Photo Credit: Michael Hurcomb/Shutterstock
By Zane Bhansali
As of now, esports is yet to have a major drug scandal. However, any league that welcomes rapper Snoop Dogg to its ranks might need to be prepared to have a discussion about an unexpected performance-enhancing substance: marijuana. According to Snoop, smoking weed helps him play better, specifically in “Madden NFL 19.”
“It makes me focus,” he said in an interview with Cheddar Esports’ Erin Ashley Simon at his Los Angeles compound. “It helps me focus more on what I’m supposed to be doing offensively, defensively, and it helps me make particular plays and moves that I normally wouldn’t make if I wasn’t focused.”
It’s hard to argue with the results.
Snoop Dogg had his cake and ate it too last week at E3, where he won the third edition of his own “Gangsta Gaming League,” prevailing over his friends and rap brethren alike in “Madden NFL 19.” This marks Snoop’s second victory in the GGL, which features competitors such as fellow rapper Chevy Woods alongside Snoop’s longtime friends. Despite the fact that Snoop has tasted victory before, he was still overcome with emotion upon winning, burying his head in his hands and breaking into tears of joy after defeating his competitor Shelton in the finals.
“These is my homies and my family members,” Snoop said post-victory, cradling a Super Bowl replica trophy in one hand and a blunt in the other.
“A lot of us don’t get to see each other, and when we do play each other it be great games. It was just a hard-fought battle, and like I said, I just came to have fun. To win it all, it’s different when you don’t set up a tournament to win it ー you set it up so somebody else can win it, but at the same time, you’re competitive and you’re playing hard … I ended up winning because I like to play hard.”
Next, Snoop wants to bring that competitive drive to a larger stage: the realm of professional esports. “It just gets me ready for whenever I’m invited to another tournament that is not involved with my friends, where it’s actual gamers and people who really play the game and professionals,” he said.
“That way I’ll be able to represent our clique, and the homies will feel good about saying that ‘Snoop Dogg is a representation of who we are. By being a champ for the homies’ league, now he can go represent us against anybody else.'”

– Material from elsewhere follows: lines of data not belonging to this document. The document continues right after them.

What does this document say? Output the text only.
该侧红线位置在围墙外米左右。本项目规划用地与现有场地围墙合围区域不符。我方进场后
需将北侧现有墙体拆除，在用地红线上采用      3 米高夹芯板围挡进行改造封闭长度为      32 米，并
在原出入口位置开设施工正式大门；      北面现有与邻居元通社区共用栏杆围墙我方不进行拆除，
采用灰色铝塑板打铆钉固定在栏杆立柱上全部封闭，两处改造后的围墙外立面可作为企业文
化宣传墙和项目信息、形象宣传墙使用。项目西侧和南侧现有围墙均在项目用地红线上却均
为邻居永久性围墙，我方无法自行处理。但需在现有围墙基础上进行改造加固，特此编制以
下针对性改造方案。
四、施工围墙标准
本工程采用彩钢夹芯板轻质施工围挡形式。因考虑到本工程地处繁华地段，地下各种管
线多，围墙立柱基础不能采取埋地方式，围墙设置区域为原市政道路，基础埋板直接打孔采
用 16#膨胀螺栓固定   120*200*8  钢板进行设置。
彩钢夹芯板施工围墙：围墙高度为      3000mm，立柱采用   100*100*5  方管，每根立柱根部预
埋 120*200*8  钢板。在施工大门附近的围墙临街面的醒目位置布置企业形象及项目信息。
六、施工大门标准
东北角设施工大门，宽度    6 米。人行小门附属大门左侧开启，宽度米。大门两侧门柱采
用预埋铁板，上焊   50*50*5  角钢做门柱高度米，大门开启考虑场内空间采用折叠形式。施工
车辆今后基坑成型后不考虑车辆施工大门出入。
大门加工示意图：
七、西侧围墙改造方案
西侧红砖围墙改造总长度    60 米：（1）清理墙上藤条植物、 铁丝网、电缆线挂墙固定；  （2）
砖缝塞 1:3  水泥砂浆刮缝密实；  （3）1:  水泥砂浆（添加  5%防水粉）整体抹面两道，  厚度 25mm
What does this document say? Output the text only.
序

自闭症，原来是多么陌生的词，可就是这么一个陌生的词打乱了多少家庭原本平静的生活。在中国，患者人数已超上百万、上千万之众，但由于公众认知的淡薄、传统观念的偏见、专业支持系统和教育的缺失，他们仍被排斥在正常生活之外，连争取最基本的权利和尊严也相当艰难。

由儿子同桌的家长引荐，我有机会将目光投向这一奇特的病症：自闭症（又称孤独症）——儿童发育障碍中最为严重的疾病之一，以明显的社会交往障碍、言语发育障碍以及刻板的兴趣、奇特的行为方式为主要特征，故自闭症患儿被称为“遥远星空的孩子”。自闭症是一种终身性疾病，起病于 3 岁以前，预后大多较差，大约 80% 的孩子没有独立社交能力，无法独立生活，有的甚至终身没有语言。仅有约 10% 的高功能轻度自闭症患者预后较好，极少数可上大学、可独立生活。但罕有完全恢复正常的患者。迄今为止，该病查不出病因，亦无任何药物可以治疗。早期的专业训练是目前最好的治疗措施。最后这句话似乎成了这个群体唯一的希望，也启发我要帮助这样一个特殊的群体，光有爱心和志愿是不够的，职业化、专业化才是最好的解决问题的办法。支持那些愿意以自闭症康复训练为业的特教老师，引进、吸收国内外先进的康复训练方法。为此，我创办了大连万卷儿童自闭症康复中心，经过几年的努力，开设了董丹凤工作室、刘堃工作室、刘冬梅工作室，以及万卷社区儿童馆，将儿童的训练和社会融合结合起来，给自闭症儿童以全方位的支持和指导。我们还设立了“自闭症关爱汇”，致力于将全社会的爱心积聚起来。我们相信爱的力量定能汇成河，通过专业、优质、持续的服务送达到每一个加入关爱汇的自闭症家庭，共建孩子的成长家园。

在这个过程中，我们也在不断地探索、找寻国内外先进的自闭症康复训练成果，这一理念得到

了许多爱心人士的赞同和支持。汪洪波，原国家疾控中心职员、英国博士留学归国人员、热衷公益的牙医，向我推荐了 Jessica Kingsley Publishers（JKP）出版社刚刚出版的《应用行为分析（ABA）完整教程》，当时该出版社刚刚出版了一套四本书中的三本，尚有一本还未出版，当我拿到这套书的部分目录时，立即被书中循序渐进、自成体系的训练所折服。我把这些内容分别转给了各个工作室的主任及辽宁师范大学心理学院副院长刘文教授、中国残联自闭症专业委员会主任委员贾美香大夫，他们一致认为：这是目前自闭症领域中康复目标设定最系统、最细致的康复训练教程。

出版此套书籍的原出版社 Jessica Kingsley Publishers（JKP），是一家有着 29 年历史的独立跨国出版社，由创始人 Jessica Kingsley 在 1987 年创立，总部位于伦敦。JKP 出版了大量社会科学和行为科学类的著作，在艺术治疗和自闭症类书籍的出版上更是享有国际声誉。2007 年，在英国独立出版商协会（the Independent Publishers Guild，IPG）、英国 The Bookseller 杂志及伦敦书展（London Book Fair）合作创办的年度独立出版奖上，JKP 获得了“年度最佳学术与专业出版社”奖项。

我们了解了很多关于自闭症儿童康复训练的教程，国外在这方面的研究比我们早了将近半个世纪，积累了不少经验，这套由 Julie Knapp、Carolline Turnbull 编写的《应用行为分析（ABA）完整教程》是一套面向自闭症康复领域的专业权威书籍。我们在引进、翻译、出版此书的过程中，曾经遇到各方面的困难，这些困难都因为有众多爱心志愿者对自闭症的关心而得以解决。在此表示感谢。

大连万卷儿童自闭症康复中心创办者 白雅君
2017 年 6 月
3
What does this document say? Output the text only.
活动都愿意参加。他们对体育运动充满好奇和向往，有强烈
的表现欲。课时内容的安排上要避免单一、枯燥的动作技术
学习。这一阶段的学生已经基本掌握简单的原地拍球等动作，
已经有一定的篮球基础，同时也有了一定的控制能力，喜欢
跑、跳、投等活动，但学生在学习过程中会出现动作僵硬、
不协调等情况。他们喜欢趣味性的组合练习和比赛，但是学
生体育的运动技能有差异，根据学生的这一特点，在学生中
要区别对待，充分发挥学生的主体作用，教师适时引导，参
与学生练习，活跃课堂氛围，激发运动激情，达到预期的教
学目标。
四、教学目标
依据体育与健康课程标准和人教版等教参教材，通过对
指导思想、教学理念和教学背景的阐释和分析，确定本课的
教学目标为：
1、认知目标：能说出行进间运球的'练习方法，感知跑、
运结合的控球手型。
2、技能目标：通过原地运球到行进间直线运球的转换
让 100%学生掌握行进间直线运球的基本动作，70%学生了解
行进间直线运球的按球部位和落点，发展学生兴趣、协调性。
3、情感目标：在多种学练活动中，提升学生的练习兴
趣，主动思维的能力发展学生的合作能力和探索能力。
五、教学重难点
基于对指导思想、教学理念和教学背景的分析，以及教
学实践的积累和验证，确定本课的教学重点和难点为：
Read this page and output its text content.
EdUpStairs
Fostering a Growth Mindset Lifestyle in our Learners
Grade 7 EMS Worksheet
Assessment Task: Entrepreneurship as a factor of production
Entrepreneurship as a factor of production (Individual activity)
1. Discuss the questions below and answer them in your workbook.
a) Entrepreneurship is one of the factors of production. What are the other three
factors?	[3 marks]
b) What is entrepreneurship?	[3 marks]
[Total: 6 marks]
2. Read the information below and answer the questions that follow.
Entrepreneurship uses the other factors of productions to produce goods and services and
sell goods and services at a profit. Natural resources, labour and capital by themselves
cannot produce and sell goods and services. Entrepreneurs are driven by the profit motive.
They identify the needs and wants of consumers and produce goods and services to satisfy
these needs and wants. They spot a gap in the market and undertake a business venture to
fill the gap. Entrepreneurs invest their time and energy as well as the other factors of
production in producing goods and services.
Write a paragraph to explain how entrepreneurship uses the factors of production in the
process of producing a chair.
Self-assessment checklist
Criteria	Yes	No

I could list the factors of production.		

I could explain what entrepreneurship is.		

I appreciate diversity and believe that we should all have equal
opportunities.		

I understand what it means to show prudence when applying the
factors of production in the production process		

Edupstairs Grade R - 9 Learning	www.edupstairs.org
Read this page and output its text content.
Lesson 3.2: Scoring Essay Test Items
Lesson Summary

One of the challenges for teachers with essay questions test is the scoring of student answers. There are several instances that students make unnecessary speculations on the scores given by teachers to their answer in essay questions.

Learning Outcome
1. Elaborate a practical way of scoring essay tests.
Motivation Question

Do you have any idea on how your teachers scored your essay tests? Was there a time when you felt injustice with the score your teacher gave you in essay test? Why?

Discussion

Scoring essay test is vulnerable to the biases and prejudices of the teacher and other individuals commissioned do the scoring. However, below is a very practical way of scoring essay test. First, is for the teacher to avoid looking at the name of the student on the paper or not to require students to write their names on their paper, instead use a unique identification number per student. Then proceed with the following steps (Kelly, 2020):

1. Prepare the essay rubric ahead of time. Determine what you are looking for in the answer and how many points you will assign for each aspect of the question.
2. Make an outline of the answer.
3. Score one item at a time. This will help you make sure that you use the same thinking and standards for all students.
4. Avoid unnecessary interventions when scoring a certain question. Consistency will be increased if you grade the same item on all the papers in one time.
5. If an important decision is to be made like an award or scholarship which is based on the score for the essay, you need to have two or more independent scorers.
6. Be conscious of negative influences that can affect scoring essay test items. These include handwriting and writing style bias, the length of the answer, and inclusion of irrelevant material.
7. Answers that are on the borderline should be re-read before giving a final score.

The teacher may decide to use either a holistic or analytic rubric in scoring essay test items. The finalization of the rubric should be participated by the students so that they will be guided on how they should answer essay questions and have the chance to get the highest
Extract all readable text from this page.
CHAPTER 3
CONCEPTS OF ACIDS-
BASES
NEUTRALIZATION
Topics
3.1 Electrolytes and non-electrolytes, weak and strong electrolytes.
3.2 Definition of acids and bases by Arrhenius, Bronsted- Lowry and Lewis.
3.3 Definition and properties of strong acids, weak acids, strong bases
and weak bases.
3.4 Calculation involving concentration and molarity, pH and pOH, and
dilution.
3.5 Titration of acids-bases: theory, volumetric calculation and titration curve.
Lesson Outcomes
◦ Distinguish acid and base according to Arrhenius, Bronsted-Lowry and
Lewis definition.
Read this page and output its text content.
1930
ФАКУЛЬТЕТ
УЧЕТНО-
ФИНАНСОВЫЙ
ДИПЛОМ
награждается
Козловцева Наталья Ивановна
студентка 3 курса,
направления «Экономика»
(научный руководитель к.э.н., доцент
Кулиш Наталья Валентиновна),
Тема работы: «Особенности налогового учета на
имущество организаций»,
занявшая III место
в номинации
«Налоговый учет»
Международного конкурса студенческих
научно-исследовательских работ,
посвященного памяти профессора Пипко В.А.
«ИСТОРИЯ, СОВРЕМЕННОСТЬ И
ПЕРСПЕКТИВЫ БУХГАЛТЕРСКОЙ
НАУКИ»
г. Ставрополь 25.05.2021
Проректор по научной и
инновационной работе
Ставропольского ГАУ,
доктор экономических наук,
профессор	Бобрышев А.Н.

Now that Snoop has established his dynasty on his own league, he wants to expand the GGL to a younger audience ー and what better way than by throwing a Fortnite tournament?
“We’re definitely looking at doing more tournaments and more events in the venue here for kids that will be based around games that the kids like. You know, things like ‘Fortnite’ and games of that nature.”
Snoop originally announced the GGL in March via his cannabis-focused digital media platform, MERRY JANE, describing it as “one professional sports league that will most definitely allow the use of cannabis” — a distinction that may pose some problems in his all-ages vision, but most definitely lends a unique vibe to the league.
While the GGL is Snoop’s first entrance into esports, it’s by no means his introduction to video games at large. He famously collaborated with the late “Boyz n the Hood” director John Singleton on the canceled open-world epic “Fear and Respect,” a project Snoop has recently called on to be revived to honor Singleton’s memory.
In addition, Snoop has lent his music and voice to several games including “Def Jam: Fight for New York,” “Call of Duty: Ghosts,” where players can download an announcer pack featuring the rapper’s voice, and “Way of the Dogg,” a martial arts-themed rhythm game in which the protagonist is trained by the Doggfather himself.
“It’s really nothing,” Snoop says of his video game voice acting resume.
“I’m just doing me no matter what it is. That’s the beauty of it all, is that I’m not really in a stressed situation where I have to really try or figure it out. I’m just doing me, and whatever it calls for, I know how to turn it on and turn it off when necessary.”